Why India must have a new textile policy
We need a national textile policy document, an articulation much like the national telecom policy of 1999
India’s textile sector, covering everything from fibre to garments, has the second-largest employment after agriculture, employing an estimated 32 million workers. It has the potential to double this employment in the next seven years as per the vision document of the union textiles ministry. It is a sector which not only provides livelihoods to millions of households, but is a storehouse of traditional skills, heritage, and a carrier of heritage and culture too.
Artisans, weavers, handloom workers are custodians of designs and skills which they have been inheriting and bequeathing for ages. This is also a sector which is undergoing a huge churn due to automation, digital printing and the relentless rise of e-commerce. All these three developments threaten to completely change the face of this industry. What is India’s strategy to ride this disruptive wave? Should we leave it to free market forces to determine who survives, who prospers, who innovates and who perishes? Surely not.
We need a national textile policy document, an articulation much like the national telecom policy of 1999, which was a game changer, and led to the upsurge of India’s telecom revolution, An equally imaginative, bold and futuristic blueprint is urgently needed. The last official national textile policy is from 17 years ago. The one prior to that was in 1985. Talk of a new policy has been in the works for several years. We do have a vision document for 2024-25, from which we got the employment numbers quoted at the beginning of this column.
Consider this. The world operated under a patently unfair quota system called the Multi Fibre Agreement (MFA), which shackled the growth of India’s textile and garment exports. The MFA was dismantled completely in 2005 and India was supposed to surge ahead. Instead we have lost steam. India’s share of textile exports in total exports, at 12%, is half of what it was in 1996. If you think that’s not so bad, because other sectors like petrol and diesel went from zero to 20% of export share, think again!

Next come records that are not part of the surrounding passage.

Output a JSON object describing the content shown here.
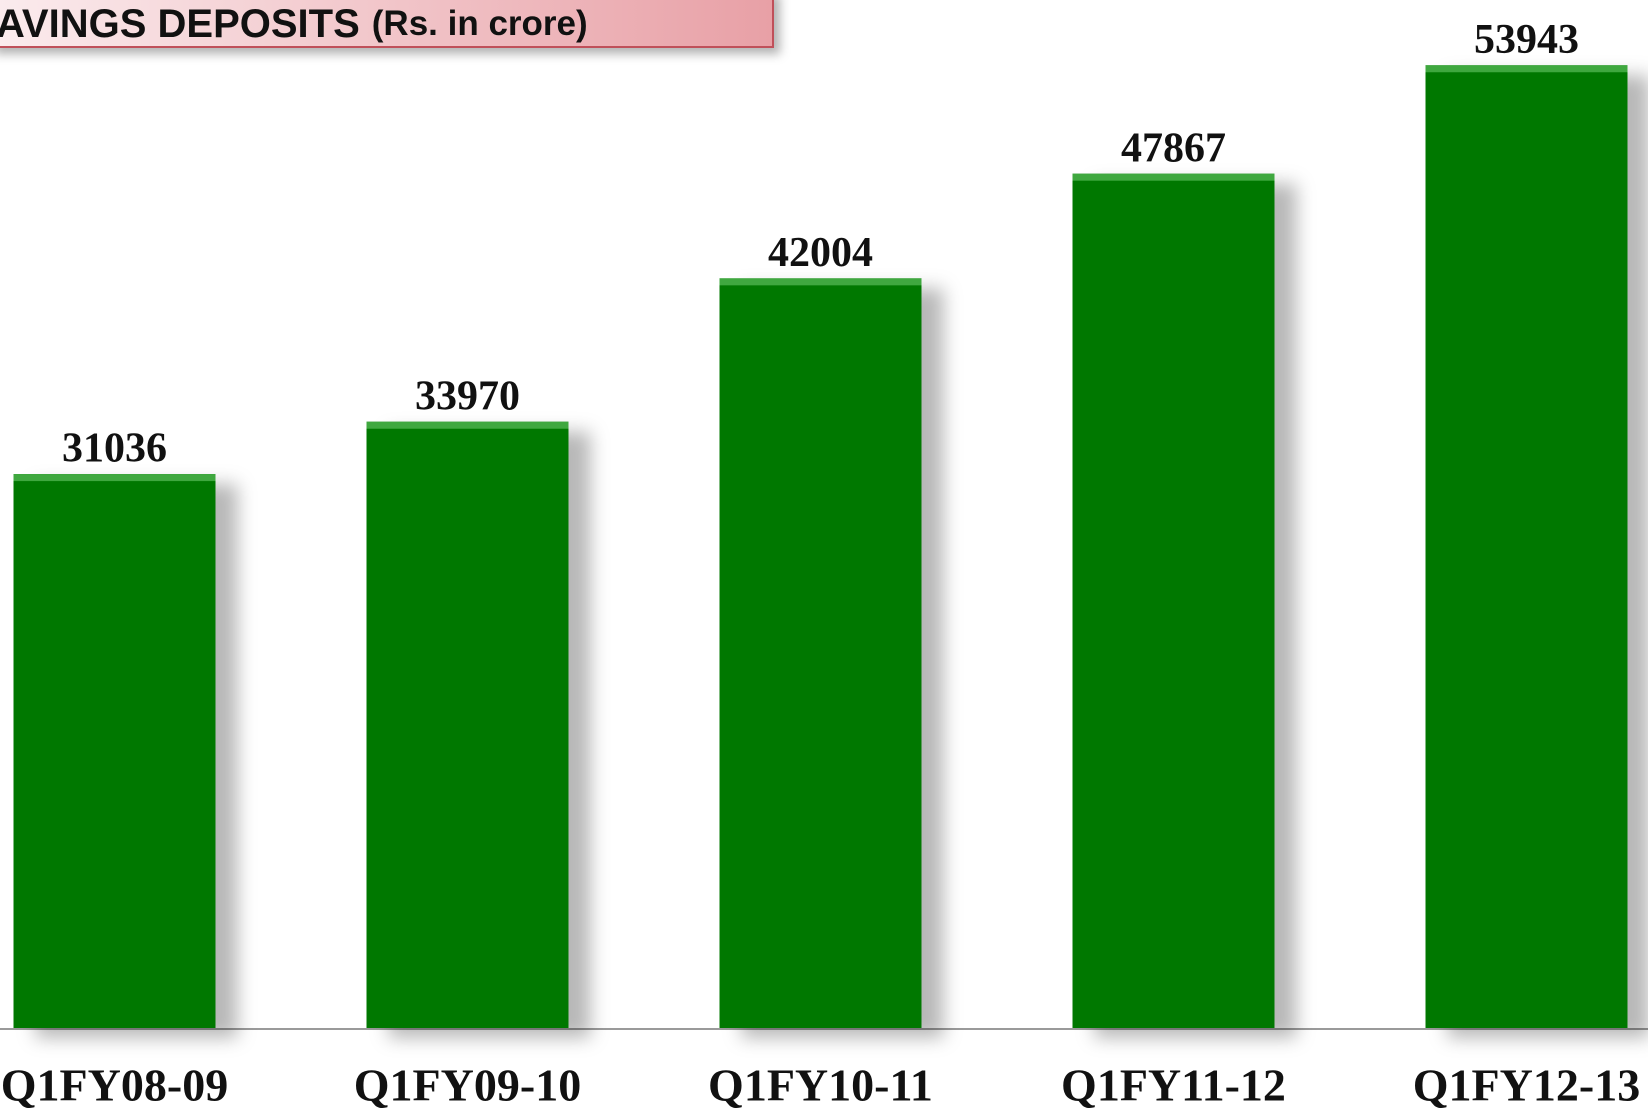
{
  "chart_data": {
    "type": "bar",
    "title": "AVINGS DEPOSITS",
    "subtitle": "(Rs. in crore)",
    "categories": [
      "Q1FY08-09",
      "Q1FY09-10",
      "Q1FY10-11",
      "Q1FY11-12",
      "Q1FY12-13"
    ],
    "values": [
      31036,
      33970,
      42004,
      47867,
      53943
    ],
    "color": "#027802",
    "ylim": [
      0,
      57600
    ]
  }
}
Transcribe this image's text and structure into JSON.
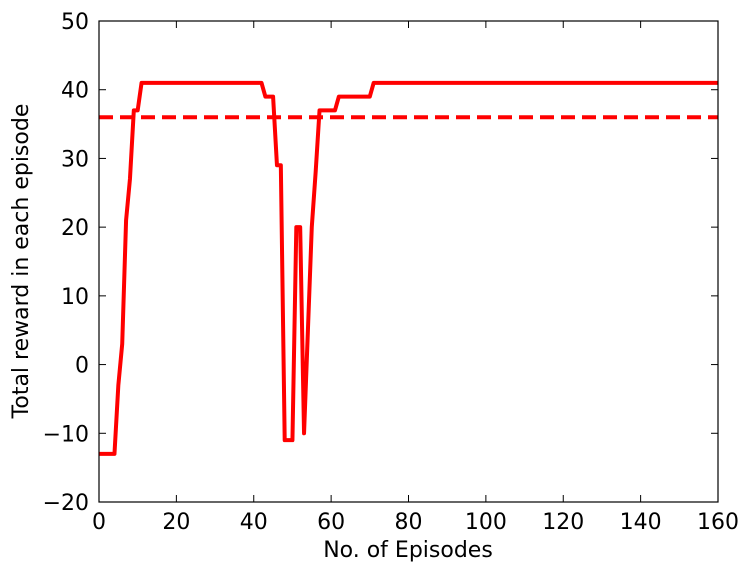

Bangladesh’s garment exports exceeded India’s in absolute terms back in 2003. Today it exports more than $35 billion worth of garments, twice that of India. Indeed, there are Indian entrepreneurs who have set up operations in Bangladesh for exports to Western markets. Even late starter Vietnam overtook India in 2011, and now exports garments worth $32 billion. The fact that these two smaller nations have preferential access to the European Union and US markets doesn’t quite explain their huge lead over India. Their growth in exports has been at 20% per year, against India’s 8%. In overall textile trade globally, India has a share of merely 5%, against China’s 39%. In the sub-segment of synthetic fibres, India’s share is just 2%, against China’s 66%.
While India has a rich mix of synthetic and natural fibres and yarns, including cotton, jute, silk, polyester and viscose, it remains a cotton-focused country. The presence of cotton in yarn, fibre, fabric and garments is close to 70% of usage within India, which is also reflected in exports. Only 30% is from synthetics and man-made fibres. The global trend is exactly the obverse, i.e. 70% consists of man-made fibres. So India’s domestic and export mix is the opposite of global fashion and demand trends.
Till recently, thanks to the Chinese government’s support for stockpiling cotton yarn, India was also finding it profitable to export raw cotton to China. The inverse skew of fibre usage in India is due to the skewed tax treatment. Until the roll-out of the goods and services tax (GST), the cotton value chain was completely free of indirect taxation. Whereas the man-made fibre suffered a dead-weight tax of 12% excise, which resulted in unutilized VAT (valued-added tax) credit in the chain. That anomaly was supposed to be removed by uniform GST treatment for the textile sector. Instead of a fibre-neutral policy, we have a dual GST structure, with 18% GST on upstream, and 5% on all downstream, leaving an inverted duty structure. In addition, the offsetting credits cannot be used to get a refund by downstream entities.
This has already led to much disruption, as can be seen in shutdowns or strikes in powerloom clusters such as Surat, Bhiwandi or Coimbatore. Some of this is because of the reluctance of the informal sector to step into the limelight of the formal sector with GST. But some of it is also because of the effect of inverted duties and the disallowing of GST refunds.
The other big factor looming large on the sector is the overhang of excess capacity in the fibre and yarn sectors in China. That causes a downward pressure on prices and the flood of imports also remains a constant threat. With rising wages in China, the labour-intensive garment sector is perhaps moving out, and represents a great opportunity for India. But unless that is grabbed soon with a coherent and holistic national policy, we run the risk of losing to countries like Vietnam.
Textiles, along with agriculture, construction and tourism, has large-scale job creation potential. It is a sector dotted with small and medium enterprises, which make up 80% of the units. It is ideally positioned to be a poster child for Make In India. But it needs a national policy and implementation plan, which can address these challenges: changing consumer and fashion trends, a significant demand for investment and modernization of machinery, massive skill upgradation, meaningful export incentives, a fibre-neutral tax policy, a big digital push in design and automation, and lastly, meeting the needs of the e-commerce phenomenon. It’s a tall order, but surely we can untangle this web.
Ajit Ranade is chief economist at Aditya Birla Group.